Un Concept Store À Charleville-Mézières
Aujourd’hui, plus de 60% de l’activité de Céline est vouée à la socio-coiffure. En effet, outre ses interventions dans les hôpitaux, les Ehpad, les centres de détention, les centres sociaux et les associations venant en plus du suivi à domicile et des actions bénévoles au Centre Ressources, elle a aussi ouvert un concept store à son nom uniquement dédié aux personnes touchées par le cancer, à chaque étape de leur parcours du combattant.
Cette boutique spécialisée, implantée en mars 2024 à Charleville-Mézières, à proximité du marché couvert, lui a permis de créer un lieu intimiste où les clientes peuvent trouver un large panel d’articles (perruques, turbans, foulard, produits cosmétiques haute tolérance, vernis au silicium, prothèses capillaires, lingerie féminine post-opératoire adaptées au port d’un complément mammaire externe) et de prestations adaptées (coupes de repousse, relaxation du cuir chevelu).
« Je les aide à accepter leur corps et à se réapproprier leur féminité.
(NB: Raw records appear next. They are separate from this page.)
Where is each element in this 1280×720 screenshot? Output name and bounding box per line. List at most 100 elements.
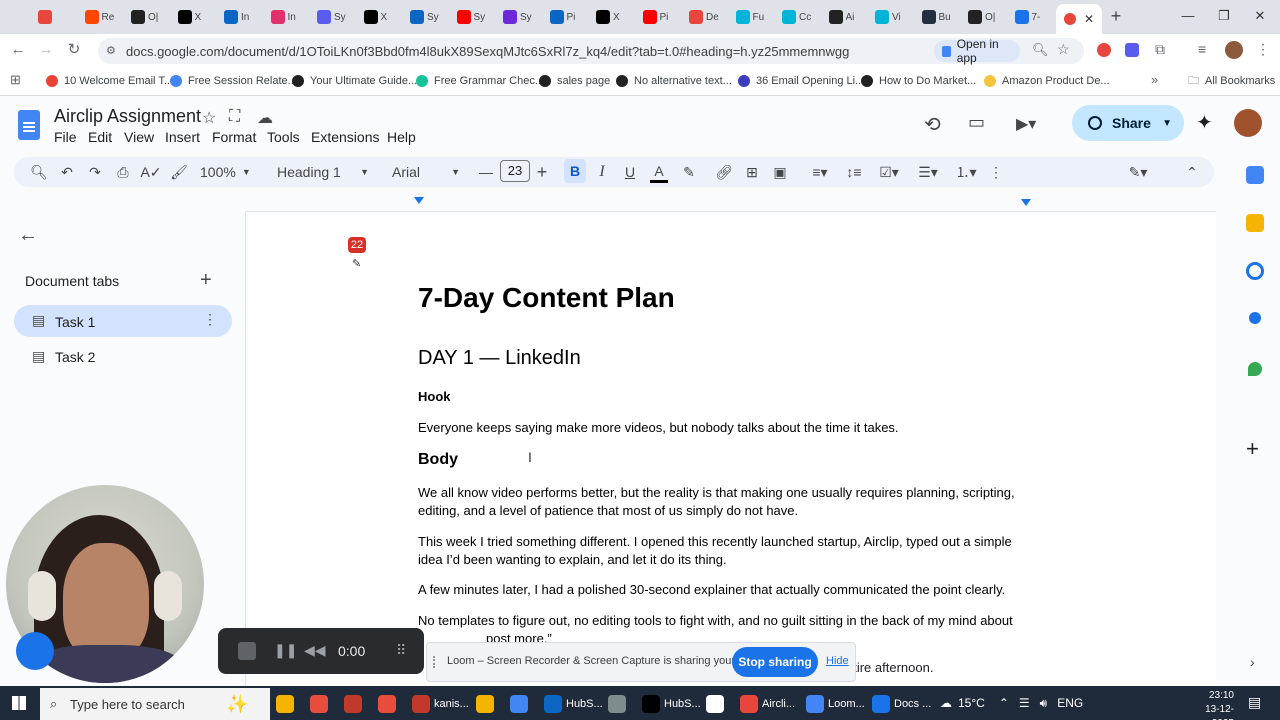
apps-grid-icon[interactable]: ⊞ (10, 72, 21, 88)
forward-icon[interactable]: → (36, 40, 56, 60)
increase-font-size-icon[interactable]: + (534, 161, 550, 183)
highlight-icon[interactable]: ✎ (680, 161, 698, 183)
browser-tab[interactable] (38, 6, 68, 28)
document-heading-title[interactable]: 7-Day Content Plan (418, 282, 675, 314)
weather-temp[interactable]: 15°C (958, 696, 985, 710)
browser-tab[interactable]: Sy (503, 6, 533, 28)
undo-icon[interactable]: ↶ (58, 161, 76, 183)
version-history-icon[interactable]: ⟲ (924, 112, 941, 137)
add-comment-icon[interactable]: ⊞ (742, 161, 762, 183)
network-icon[interactable]: ☰ (1019, 696, 1030, 710)
menu-item-extensions[interactable]: Extensions (311, 129, 379, 145)
maximize-icon[interactable]: ❐ (1210, 6, 1238, 26)
menu-item-format[interactable]: Format (212, 129, 256, 145)
browser-tab[interactable]: Pi (549, 6, 580, 28)
line-spacing-icon[interactable]: ↕≡ (844, 161, 864, 183)
menu-item-tools[interactable]: Tools (267, 129, 300, 145)
clock[interactable]: 23:10 13-12-2025 (1190, 689, 1234, 720)
browser-tab[interactable]: Cc (782, 6, 812, 28)
bold-button[interactable]: B (564, 159, 586, 183)
browser-tab[interactable]: Fu (735, 6, 766, 28)
body-paragraph[interactable]: ntire afternoon. (846, 660, 933, 675)
contacts-icon[interactable] (1249, 312, 1261, 324)
taskbar-app[interactable] (344, 693, 366, 715)
open-in-app-button[interactable]: Open in app (934, 37, 1020, 65)
minimize-icon[interactable]: — (1174, 6, 1202, 26)
menu-item-edit[interactable]: Edit (88, 129, 112, 145)
browser-tab[interactable]: 7- (1014, 6, 1045, 28)
bookmark-item[interactable]: How to Do Market... (861, 72, 976, 90)
drag-handle-icon[interactable] (433, 656, 437, 668)
close-icon[interactable]: ✕ (1084, 12, 1094, 26)
link-icon[interactable]: 🔗︎ (714, 161, 734, 183)
taskbar-app[interactable]: HubS... (544, 693, 603, 715)
edit-pen-icon[interactable]: ✎ (352, 257, 361, 270)
browser-tab[interactable]: Vi (875, 6, 905, 28)
body-paragraph[interactable]: We all know video performs better, but t… (418, 484, 1018, 520)
document-tab-task-2[interactable]: Task 2 (55, 349, 95, 365)
print-icon[interactable]: ⎙ (114, 161, 132, 183)
weather-icon[interactable]: ☁ (940, 696, 952, 710)
taskbar-app[interactable] (510, 693, 532, 715)
tasks-icon[interactable] (1246, 262, 1264, 280)
browser-tab[interactable]: Sy (410, 6, 440, 28)
volume-icon[interactable]: 🔊︎ (1040, 696, 1048, 711)
extension-icon[interactable] (1097, 43, 1111, 57)
search-menus-icon[interactable]: 🔍︎ (30, 161, 48, 183)
checklist-icon[interactable]: ☑▾ (872, 161, 906, 183)
menu-item-view[interactable]: View (124, 129, 154, 145)
taskbar-app[interactable]: HubS... (642, 693, 701, 715)
browser-tab[interactable]: X (177, 6, 208, 28)
font-size-input[interactable]: 23 (500, 160, 530, 182)
browser-tab[interactable]: Bu (921, 6, 952, 28)
browser-tab[interactable]: In (270, 6, 301, 28)
keep-icon[interactable] (1246, 214, 1264, 232)
add-tab-button[interactable]: + (200, 269, 212, 292)
browser-tab[interactable]: Sy (317, 6, 347, 28)
day-heading[interactable]: DAY 1 — LinkedIn (418, 347, 581, 370)
extensions-puzzle-icon[interactable]: ⧉ (1155, 41, 1165, 58)
left-indent-marker[interactable] (414, 197, 424, 204)
bookmark-item[interactable]: 10 Welcome Email T... (46, 72, 173, 90)
spellcheck-icon[interactable]: A✓ (140, 161, 161, 183)
avatar[interactable] (1234, 109, 1262, 137)
browser-tab[interactable]: Sy (456, 6, 487, 28)
browser-tab[interactable]: X (596, 6, 626, 28)
browser-tab[interactable]: O| (968, 6, 998, 28)
meet-icon[interactable]: ▶▾ (1016, 114, 1036, 134)
hide-link[interactable]: Hide (826, 655, 849, 667)
browser-tab[interactable]: X (363, 6, 394, 28)
bookmark-item[interactable]: Your Ultimate Guide... (292, 72, 417, 90)
profile-avatar[interactable] (1225, 41, 1243, 59)
reload-icon[interactable]: ↻ (64, 40, 84, 60)
tray-chevron-icon[interactable]: ⌃ (999, 696, 1009, 710)
taskbar-app[interactable]: Docs ... (872, 693, 931, 715)
move-folder-icon[interactable]: ⛶ (229, 108, 240, 126)
zoom-select[interactable]: 100% ▼ (200, 161, 260, 183)
taskbar-app[interactable] (608, 693, 630, 715)
windows-start-icon[interactable] (12, 696, 26, 710)
browser-tab[interactable]: Ai (828, 6, 859, 28)
notification-icon[interactable]: ▤ (1248, 694, 1261, 711)
hook-text[interactable]: Everyone keeps saying make more videos, … (418, 420, 899, 435)
taskbar-app[interactable]: Loom... (806, 693, 865, 715)
browser-tab[interactable]: Re (84, 6, 115, 28)
right-indent-marker[interactable] (1021, 199, 1031, 206)
underline-button[interactable]: U (622, 161, 638, 183)
media-control-icon[interactable]: ≡ (1198, 41, 1206, 57)
docs-logo[interactable] (18, 110, 40, 140)
hide-menus-icon[interactable]: ⌃ (1184, 161, 1200, 183)
bookmark-item[interactable]: Free Grammar Chec... (416, 72, 544, 90)
menu-item-insert[interactable]: Insert (165, 129, 200, 145)
comment-count-badge[interactable]: 22 (348, 237, 366, 253)
stop-recording-icon[interactable] (238, 642, 256, 660)
maps-icon[interactable] (1248, 362, 1262, 376)
calendar-icon[interactable] (1246, 166, 1264, 184)
browser-tab[interactable]: Pi (642, 6, 673, 28)
restart-icon[interactable]: ◀◀ (304, 642, 326, 659)
star-icon[interactable]: ☆ (202, 108, 216, 128)
more-bookmarks-icon[interactable]: » (1151, 72, 1158, 87)
menu-item-help[interactable]: Help (387, 129, 416, 145)
back-icon[interactable]: ← (8, 40, 28, 60)
bookmark-item[interactable]: Amazon Product De... (984, 72, 1110, 90)
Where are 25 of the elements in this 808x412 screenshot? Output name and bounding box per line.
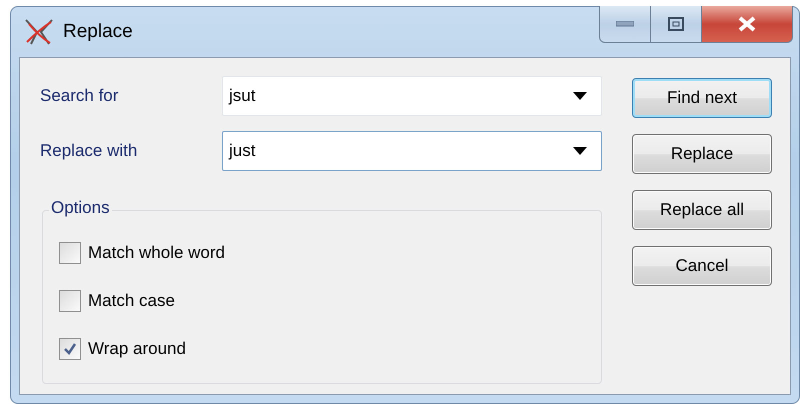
dropdown-arrow-icon[interactable] xyxy=(573,147,587,155)
dropdown-arrow-icon[interactable] xyxy=(573,92,587,100)
combo-field[interactable]: jsut xyxy=(222,76,602,116)
dialog-button[interactable]: Find next xyxy=(632,78,772,118)
maximize-icon xyxy=(668,17,684,31)
field-label: Replace with xyxy=(40,141,138,161)
combo-field[interactable]: just xyxy=(222,131,602,171)
window-title: Replace xyxy=(63,21,133,43)
checkbox[interactable] xyxy=(59,290,81,312)
dialog-button[interactable]: Replace all xyxy=(632,190,772,230)
maximize-button[interactable] xyxy=(650,6,702,43)
group-title: Options xyxy=(49,198,112,218)
close-button[interactable] xyxy=(701,6,793,43)
dialog-button[interactable]: Replace xyxy=(632,134,772,174)
checkbox-label: Wrap around xyxy=(88,339,186,359)
checkbox[interactable] xyxy=(59,338,81,360)
minimize-button[interactable] xyxy=(599,6,651,43)
checkbox-label: Match case xyxy=(88,291,175,311)
minimize-icon xyxy=(616,21,634,27)
dialog-button[interactable]: Cancel xyxy=(632,246,772,286)
checkbox-label: Match whole word xyxy=(88,243,226,263)
check-icon xyxy=(63,342,77,356)
close-icon xyxy=(737,16,757,32)
field-label: Search for xyxy=(40,86,120,106)
checkbox[interactable] xyxy=(59,242,81,264)
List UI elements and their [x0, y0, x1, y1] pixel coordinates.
Elles arrivent souvent désemparées et je mets tout en oeuvre pour qu’elles repartent avec le sourire. Je travaille du lundi au samedi soir et j’adore ce que je fais. J’ai affaire à des gens très reconnaissants du temps que je leur accorde avec des affinités qui se créent au fil de nos rendez-vous », livre cette jeune mère de deux enfants.